As cancellations of coronavirus at music festivals

Katy Perry floats in the basket of a hot air balloon above the crowd to the level, her orange wig in the wind as she greets the spectators below. Cheers and cries of flattery traverse the main level with arrows and two giant waterfalls, a kind of futuristic castle of Neuschwanstein and Disneyfied. The pink headlights flash when Perry starts betting her first song, “Smile”, during the purely virtual first edition of the Tomorrowland festival.

Perry’s functionality was recorded in a studio on a green screen and digitally transposed into one of the 8 butterfly-shaped virtual island scenes of ‘Pili-nem’. The face-to-face edition of Tomorrowland (top left), which takes place in Boom, Belgium, had to be cancelled due to the coronavirus pandemic.

Ticket holders can explore the virtual island of the festival created for the occasion online (top right). Over two months, some two hundred workers cheered a global with beaches, sunsets, Northern Lights, 32,000 trees and 280,000 virtual people, some waving flags, whistling and clapping performances.

Tomorrowland, one of the largest electronic dance music festivals in Europe, attracts some 400,000 more people. According to the organizers, more than a million festival attendees clicked on the virtual island. With a daily price ticket that costs only 12.50 euros ($14.70), the virtual solution has allowed many other people around the world to make a stop at the festival for the first time.

The stars made wonderful efforts to record animated sets. French DJ David Guetta says that when he filmed his set, he imagined that the studio’s 15 workers were the 100,000 enthusiasts he needed to get in the mood.

But the feeling of festival is inevitably absent when you look at the screen on a computer at home: the dynamics of thousands of people celebrating, the bass beat in the mouth of the stomach, the painted faces.

While not the best replacement for a live event, Tomorrowland’s cutting-edge online edition is one of the many artistic responses that major festivals have invented to fill the void created by coronavirus closures this summer.

The German Wacken Open Air festival (left, a year earlier) is one of many musical occasions cancelled due to a coronavirus, leaving the old man naked (right).
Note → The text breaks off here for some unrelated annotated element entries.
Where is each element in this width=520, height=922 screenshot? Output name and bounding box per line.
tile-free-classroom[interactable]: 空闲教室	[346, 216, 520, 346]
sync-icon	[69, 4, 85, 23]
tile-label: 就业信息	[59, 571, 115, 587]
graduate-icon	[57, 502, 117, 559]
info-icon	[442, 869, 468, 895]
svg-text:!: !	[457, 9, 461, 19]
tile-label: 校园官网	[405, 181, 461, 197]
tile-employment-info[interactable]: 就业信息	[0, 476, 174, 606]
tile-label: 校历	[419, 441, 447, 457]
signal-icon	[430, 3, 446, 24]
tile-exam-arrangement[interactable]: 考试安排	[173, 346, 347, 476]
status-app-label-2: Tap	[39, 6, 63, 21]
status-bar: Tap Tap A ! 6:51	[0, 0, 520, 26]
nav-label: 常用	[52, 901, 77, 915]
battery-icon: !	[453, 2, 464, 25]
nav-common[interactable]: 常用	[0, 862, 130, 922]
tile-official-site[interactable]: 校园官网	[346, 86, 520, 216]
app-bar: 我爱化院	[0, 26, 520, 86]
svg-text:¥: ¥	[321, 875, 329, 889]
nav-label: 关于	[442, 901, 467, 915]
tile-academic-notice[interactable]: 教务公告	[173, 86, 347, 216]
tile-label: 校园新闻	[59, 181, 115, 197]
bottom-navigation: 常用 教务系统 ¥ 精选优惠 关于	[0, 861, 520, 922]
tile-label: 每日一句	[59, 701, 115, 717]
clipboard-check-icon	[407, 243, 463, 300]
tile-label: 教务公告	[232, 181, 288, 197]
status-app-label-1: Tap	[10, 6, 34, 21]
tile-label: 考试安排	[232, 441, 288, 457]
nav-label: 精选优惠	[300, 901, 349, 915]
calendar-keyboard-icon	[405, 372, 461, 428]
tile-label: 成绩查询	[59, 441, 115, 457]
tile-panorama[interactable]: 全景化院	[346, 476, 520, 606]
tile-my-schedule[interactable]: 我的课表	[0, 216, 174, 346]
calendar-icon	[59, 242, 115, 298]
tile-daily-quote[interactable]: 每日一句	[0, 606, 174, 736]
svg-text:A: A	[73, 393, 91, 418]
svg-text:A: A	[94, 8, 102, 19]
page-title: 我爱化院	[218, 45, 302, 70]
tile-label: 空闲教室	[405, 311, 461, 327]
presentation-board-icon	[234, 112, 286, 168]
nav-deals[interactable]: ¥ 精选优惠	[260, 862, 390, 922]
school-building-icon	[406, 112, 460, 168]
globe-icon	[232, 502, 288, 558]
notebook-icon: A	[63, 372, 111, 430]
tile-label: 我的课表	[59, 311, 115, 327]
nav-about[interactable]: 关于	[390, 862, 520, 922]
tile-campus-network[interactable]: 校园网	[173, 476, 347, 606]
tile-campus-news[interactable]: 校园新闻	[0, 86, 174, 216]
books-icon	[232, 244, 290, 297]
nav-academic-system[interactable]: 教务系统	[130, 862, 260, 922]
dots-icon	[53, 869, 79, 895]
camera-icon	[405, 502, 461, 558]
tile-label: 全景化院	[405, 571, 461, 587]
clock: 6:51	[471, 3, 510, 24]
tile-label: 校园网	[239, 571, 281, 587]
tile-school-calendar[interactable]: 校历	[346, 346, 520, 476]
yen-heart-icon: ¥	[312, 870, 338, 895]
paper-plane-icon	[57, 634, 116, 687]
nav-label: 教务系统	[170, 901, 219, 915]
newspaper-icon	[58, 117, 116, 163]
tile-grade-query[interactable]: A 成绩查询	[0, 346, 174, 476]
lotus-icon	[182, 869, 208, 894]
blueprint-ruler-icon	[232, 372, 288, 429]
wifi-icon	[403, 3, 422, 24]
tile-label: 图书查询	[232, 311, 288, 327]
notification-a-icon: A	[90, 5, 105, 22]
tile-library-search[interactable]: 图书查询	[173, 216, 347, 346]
The British Glastonbury Festival had planned extravagant celebrations for its 50th anniversary in June. Some 135,000 tickets sold out in an hour. Instead, festival-goers were limited to online videos from previous editions of Glastonbury. Some have turned their circle of gardens and family rooms into festival venues.

The Roskilde Festival in Denmark challenged its enthusiasts to celebrate this year’s Do-It-Yourself festival, providing commands for craft and poster installations, music playlists and recipe ideas. Meanwhile, the same old stage of the festival, which featured bands such as the Rolling Stones and Muse, organized an impromptu verification center for coronaviruses this year.

Major festivals outside Europe have also been cancelled. The Mawazine festival attracts 2.75 million viewers each year in Rabat, Morocco, making it arguably the world’s largest music festival. It was cancelled this year without any form of replacement.

The Coachella Festival in California, one of the world’s most famous music festivals, was postponed from April to October before the fitness administration completely canceled the event.

While coronavirus cases continue in the United States, the Burning Man festival in the Black Rock Desert in northwestern Nevada and the Lollapalooza festival in Chicago were also canceled. The latter will be replaced through a virtual occasion from July 30 to August 2, with performances and recordings of concerts from later years.

But the summer months are not only full of famous music festivals; Germany has a lot of small local festivals that are a cultural contribution in rural areas. According to a report by associations in the German music industry, many festivals may have to close due to monetary losses caused by coronavirus.

Take the Haldern Pop Festival. It consisted of three teams when it was introduced in 1984 in the quiet village of Haldern. By 2020, some 60 bands and solo artists were scheduled to perform at the award-winning independent festival. A total of about 7,000 tickets were nearly sold out when it became clear that primary events, in addition to Haldern Pop, would be banned in Germany until 31 August.

The same usual crowds at the Haldern Pop festival (left) had to stay home this year, leaving the city visibly empty (right).

Faced with a global pandemic, fear of Haldern Pop is not the first priority, said the festival’s co-founder and artistic director, but it’s the most complicated time in the festival’s history.

Unlike Tomorrowland, Haldern Pop doesn’t have two hundred workers who can find a solution. But with his core team of a handful of people, Reichmann controlled the organization of a live concert. It is scheduled to take place on 7 August in Haldern and Dingle, Ireland.

Most people who already had valuable tickets donated all or part of the valuable tickets to the festival. This allowed the organizers to reach the end of the month until 2021. I mean, what happens after that, Reichmann said.

The podcast, the first of a partnership between Obama’s company, Higher Ground and the Spotify streaming service, arrives at a time of ongoing civil unrest. Barack Obama is the first guest on July 29.